Отец не читая подписал контракт, который привез с собой Онофре. Покончив с этим, он поднялся со стула и вышел из комнаты. Онофре проводил его взглядом, потом посмотрел на мать. Она одобрительно кивнула. Онофре вышел во двор вслед за Американцем и отправился на его поиски. Наконец он нашел отца сидящим под смоковницей на колченогом табурете; им пользовались при дойке коров, и он узнал его: это был тот самый табурет, который отец раньше унес с собой из дома. Онофре молча прислонился к стволу дерева – оттуда ему были видны спина Американца, его затылок и удрученно опущенные плечи. Отец заговорил, хотя Онофре ничего у него не спрашивал.
– Всю жизнь я думал, – Американец ткнул рукой куда-то вдаль, словно пытаясь одним жестом охватить все пространство вокруг и дотянуться до черной бездны, посеребренной светом Луны, – что испокон веков все это было таким, каким выглядит сейчас, и что все это результат постоянной смены природных циклов и времен года. А выходит, я потратил уйму лет только на то, чтобы понять, как сильно я ошибаюсь. Теперь я знаю: все эти поля и леса до последней пяди обильно политы кровью и потом людей, творивших эту благодать по капле, час за часом, месяц за месяцем; мои родители, а раньше дед и бабка, а еще раньше мои прадед и прабабка, которых я никогда не знал, и еще многие мои предки задолго до того, как родились на свет, были обречены на постоянную борьбу с Природой ради своей и нашей жизни на этой земле. В Природе нет мудрости, что бы о ней ни говорили; она глупа и груба, если не сказать – жестока. Каждое поколение своим вмешательством преобразовывало этот мир: поворачивало реки вспять, изменяло состав воды, режим дождей и очертания гор; были приручены животные, появлялись новые виды деревьев и злаков и вообще растений, – все, что прежде было разрушительным, сделали созидательным. И плоды этих титанических усилий теперь перед нами. Раньше я этого не замечал; для меня самым важным в жизни был город, а на деревню я смотрел свысока. Но сейчас мои представления перевернулись. Работа на земле требует много времени, она делается постепенно, шаг за шагом и дает результаты только тогда, когда приходит черед, – ни часом раньше, ни часом позже, и у нас создается впечатление, что вроде бы ничего не изменилось. В городе все наоборот: необычное кажется нормальным, нас не смущают ни его протяженность, ни высота построек, ни бесчисленное количество кирпичей, затраченных на их возведение, и нам кажется, что он незыблем, как вечность. Но и в этом мы сильно заблуждаемся: ведь любой город можно построить всего за несколько лет. Поэтому крестьяне так отличаются от горожан: они молчаливы и кротки. Сумей я понять это раньше, возможно, у меня была бы другая судьба, однако ничего не поделаешь – эти вещи либо у нас в крови и впитываются с молоком матери, либо приобретаются ценой всей жизни и страшных ошибок.
– Полноте, отец, – сказал Онофре. – Пусть вас это больше не волнует. Как я уже сказал, деньги вам будут возвращены в целости и сохранности и очень скоро.
– Меня меньше всего беспокоит эта закладная, сынок, – ответил Американец. – Я даже и не знал, что за наши земли можно выручить какие-то деньги. Если бы знал, то, вероятно, и сам заложил бы их много лет тому назад, чтобы завести собственное дело. Хотя в этом случае мы наверняка лишились бы всего. Но у тебя все получится, я уверен.
– У меня осечки не будет, – подтвердил Онофре.
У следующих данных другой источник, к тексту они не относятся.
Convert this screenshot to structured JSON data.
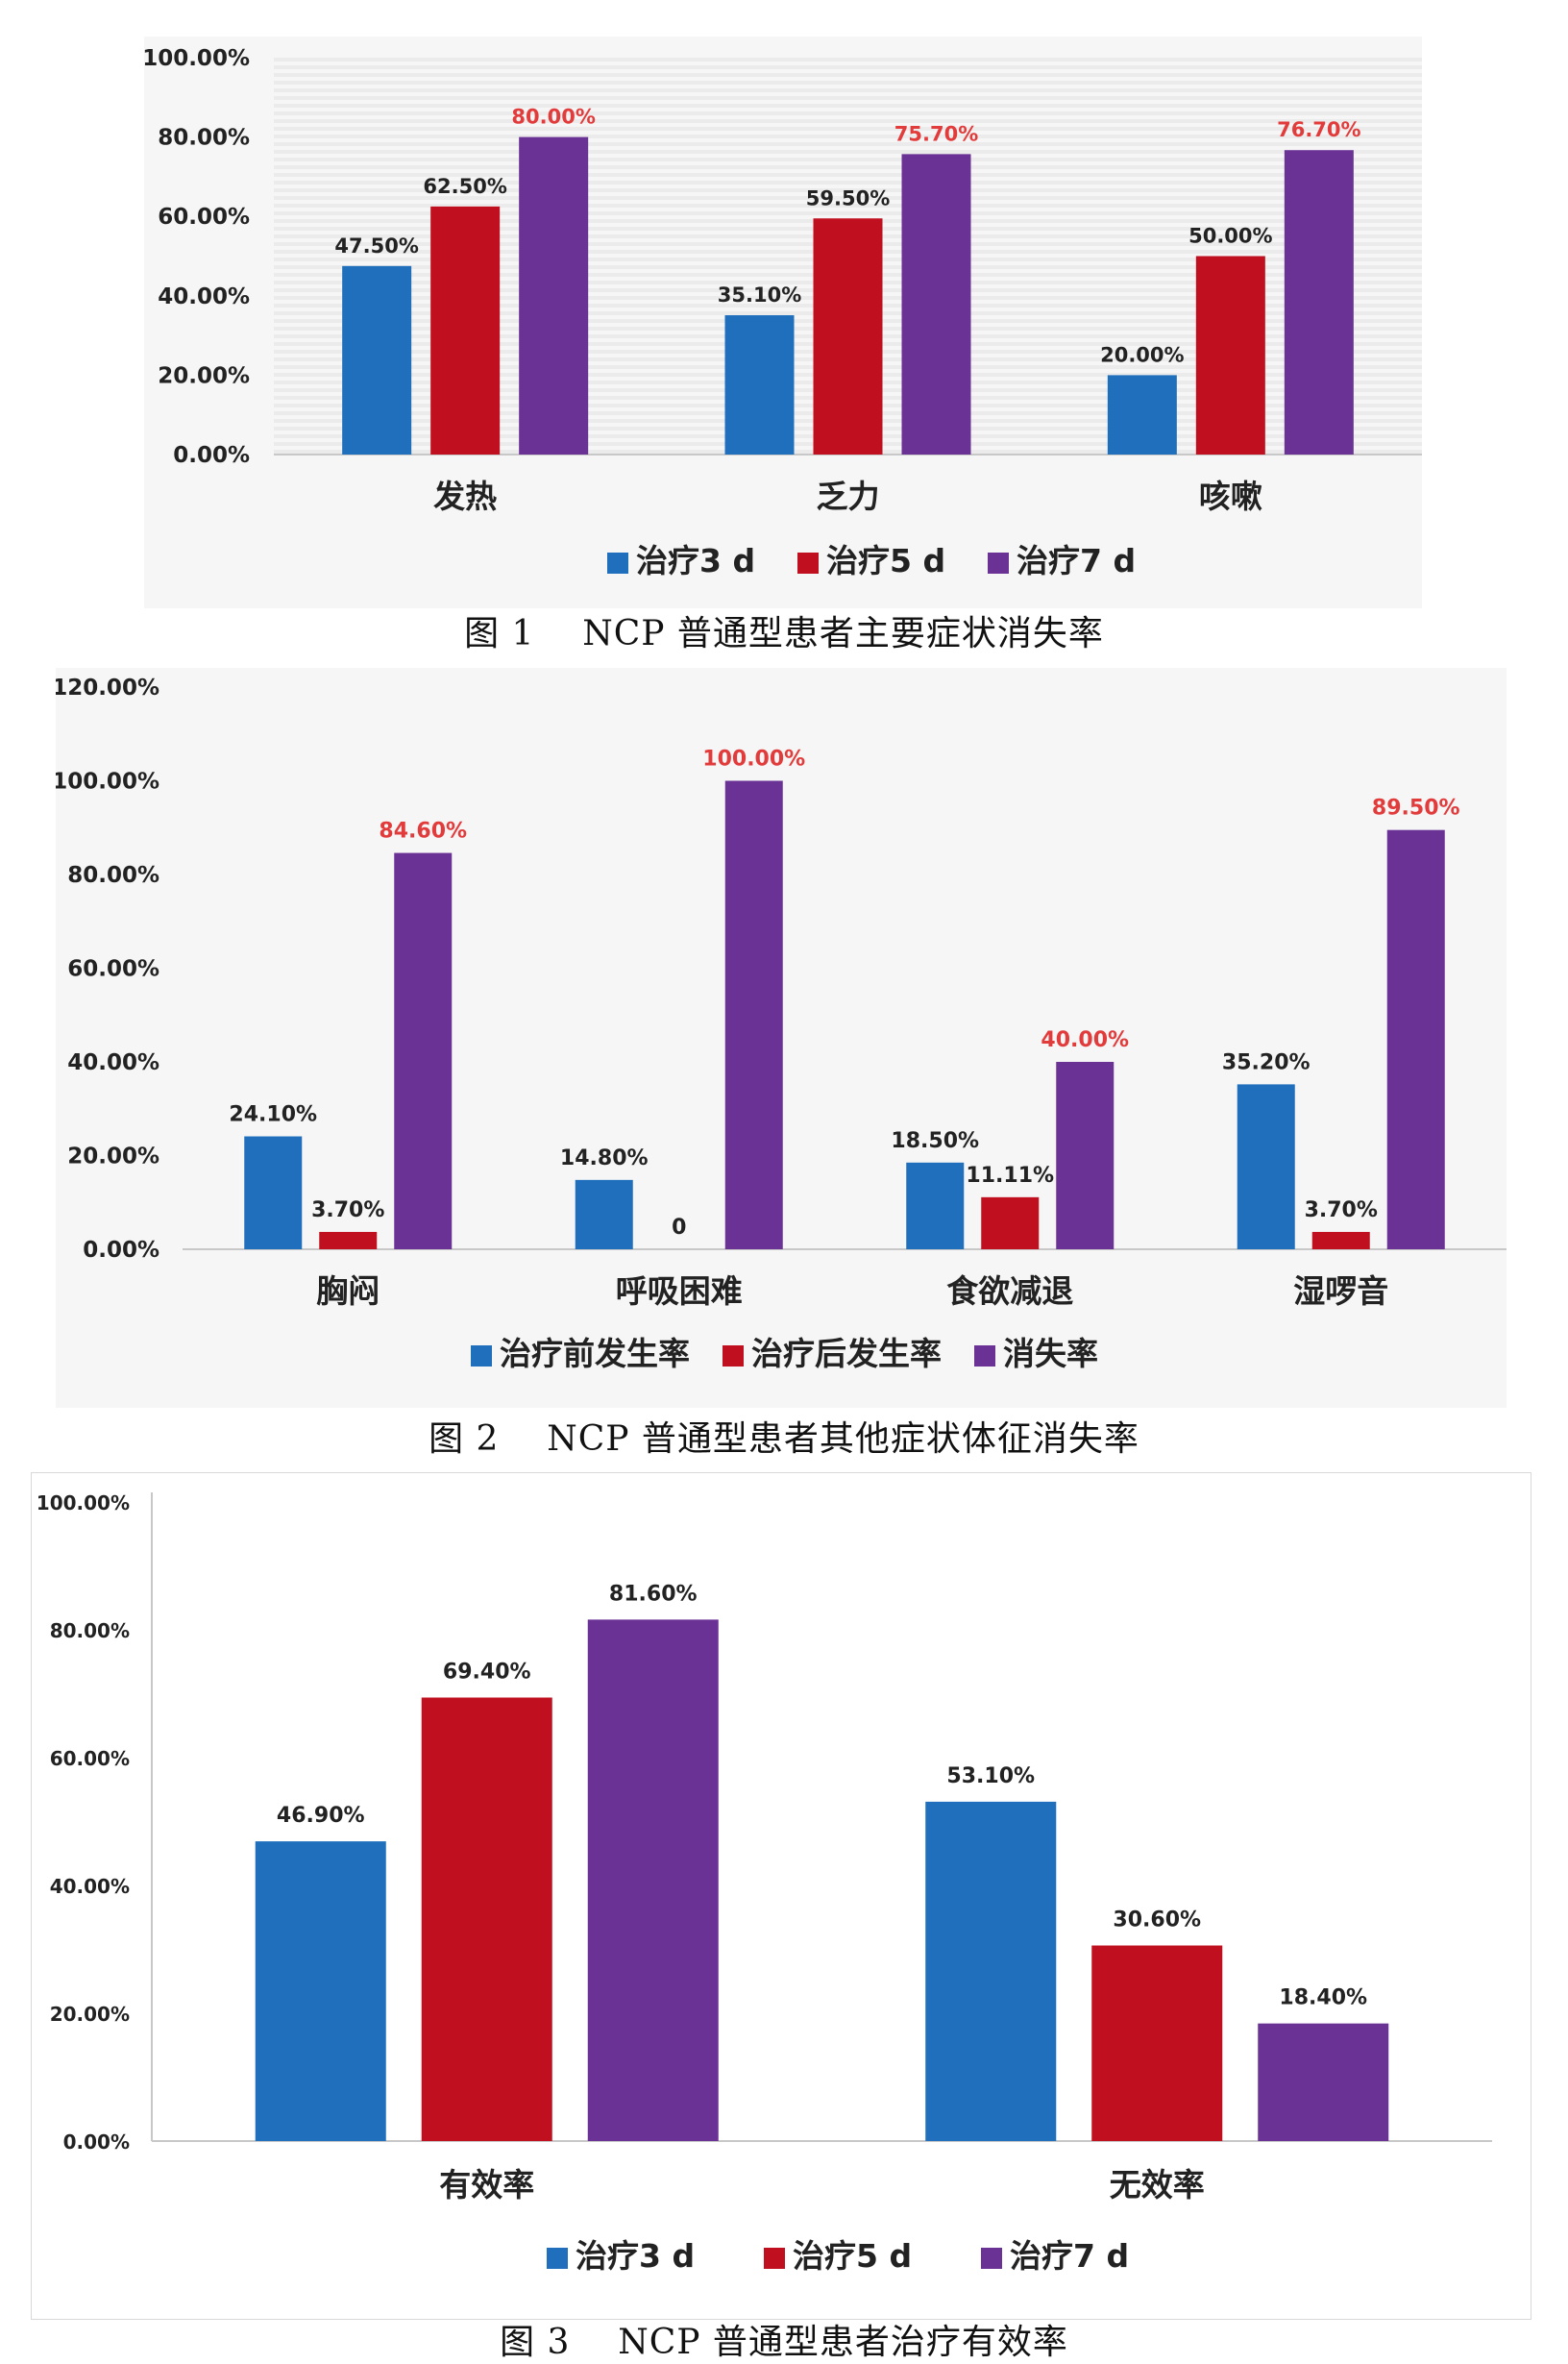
{
  "colors": {
    "blue": "#1f6fbd",
    "red": "#c0101f",
    "purple": "#6a3294",
    "highlight_label": "#e23b3b"
  },
  "charts": [
    {
      "caption": {
        "num": "图 1",
        "text": "NCP 普通型患者主要症状消失率"
      },
      "chart_data": {
        "type": "bar",
        "categories": [
          "发热",
          "乏力",
          "咳嗽"
        ],
        "series": [
          {
            "name": "治疗3 d",
            "values": [
              47.5,
              35.1,
              20.0
            ],
            "labels": [
              "47.50%",
              "35.10%",
              "20.00%"
            ]
          },
          {
            "name": "治疗5 d",
            "values": [
              62.5,
              59.5,
              50.0
            ],
            "labels": [
              "62.50%",
              "59.50%",
              "50.00%"
            ]
          },
          {
            "name": "治疗7 d",
            "values": [
              80.0,
              75.7,
              76.7
            ],
            "labels": [
              "80.00%",
              "75.70%",
              "76.70%"
            ]
          }
        ],
        "yticks": [
          "0.00%",
          "20.00%",
          "40.00%",
          "60.00%",
          "80.00%",
          "100.00%"
        ],
        "ylim": [
          0,
          100
        ],
        "highlight_series": 2,
        "legend": "bottom",
        "grid": "striped"
      }
    },
    {
      "caption": {
        "num": "图 2",
        "text": "NCP 普通型患者其他症状体征消失率"
      },
      "chart_data": {
        "type": "bar",
        "categories": [
          "胸闷",
          "呼吸困难",
          "食欲减退",
          "湿啰音"
        ],
        "series": [
          {
            "name": "治疗前发生率",
            "values": [
              24.1,
              14.8,
              18.5,
              35.2
            ],
            "labels": [
              "24.10%",
              "14.80%",
              "18.50%",
              "35.20%"
            ]
          },
          {
            "name": "治疗后发生率",
            "values": [
              3.7,
              0,
              11.11,
              3.7
            ],
            "labels": [
              "3.70%",
              "0",
              "11.11%",
              "3.70%"
            ]
          },
          {
            "name": "消失率",
            "values": [
              84.6,
              100.0,
              40.0,
              89.5
            ],
            "labels": [
              "84.60%",
              "100.00%",
              "40.00%",
              "89.50%"
            ]
          }
        ],
        "yticks": [
          "0.00%",
          "20.00%",
          "40.00%",
          "60.00%",
          "80.00%",
          "100.00%",
          "120.00%"
        ],
        "ylim": [
          0,
          120
        ],
        "highlight_series": 2,
        "legend": "bottom",
        "grid": "none"
      }
    },
    {
      "caption": {
        "num": "图 3",
        "text": "NCP 普通型患者治疗有效率"
      },
      "chart_data": {
        "type": "bar",
        "categories": [
          "有效率",
          "无效率"
        ],
        "series": [
          {
            "name": "治疗3 d",
            "values": [
              46.9,
              53.1
            ],
            "labels": [
              "46.90%",
              "53.10%"
            ]
          },
          {
            "name": "治疗5 d",
            "values": [
              69.4,
              30.6
            ],
            "labels": [
              "69.40%",
              "30.60%"
            ]
          },
          {
            "name": "治疗7 d",
            "values": [
              81.6,
              18.4
            ],
            "labels": [
              "81.60%",
              "18.40%"
            ]
          }
        ],
        "yticks": [
          "0.00%",
          "20.00%",
          "40.00%",
          "60.00%",
          "80.00%",
          "100.00%"
        ],
        "ylim": [
          0,
          100
        ],
        "highlight_series": -1,
        "legend": "bottom",
        "grid": "none"
      }
    }
  ]
}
– Не думай больше об этом и иди спать, – сказал Американец, – завтра тебе предстоит долгий путь. А может, останешься денька на два?
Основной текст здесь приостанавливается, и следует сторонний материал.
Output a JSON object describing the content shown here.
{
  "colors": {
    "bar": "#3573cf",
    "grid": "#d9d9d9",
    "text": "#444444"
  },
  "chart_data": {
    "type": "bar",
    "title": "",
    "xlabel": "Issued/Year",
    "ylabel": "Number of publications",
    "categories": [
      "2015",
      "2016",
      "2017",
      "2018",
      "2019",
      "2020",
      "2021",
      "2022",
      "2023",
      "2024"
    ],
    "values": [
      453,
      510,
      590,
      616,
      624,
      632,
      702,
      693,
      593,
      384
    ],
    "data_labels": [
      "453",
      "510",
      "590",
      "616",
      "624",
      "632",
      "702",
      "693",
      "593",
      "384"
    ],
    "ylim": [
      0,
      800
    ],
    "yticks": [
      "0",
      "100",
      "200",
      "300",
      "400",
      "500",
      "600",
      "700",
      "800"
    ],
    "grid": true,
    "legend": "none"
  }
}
– Нет, это дело решенное, – отрезал Онофре. На следующий день он вернулся в Барселону.
В Бассоре ему пришлось ненадолго задержаться, чтобы заверить подпись отца у нотариуса. Однако ночь он провел в своей старой постели: маленького Жоана родители положили с собой. Уезжал Онофре со спокойной душой и по дороге созерцал пейзаж. «Прошлый раз, – думал он, – мне казалось, что я никогда больше не увижу эти поля, теперь же знаю: они всегда будут маячить у меня перед глазами. Хотя какое это имеет значение? Но если мне предстоит так часто их видеть, то почему бы не извлечь из них максимум пользы?» Покупать и продавать, продавать и покупать снова – в этом заключалась вся философия Онофре Боувилы на данном отрезке его жизненного пути.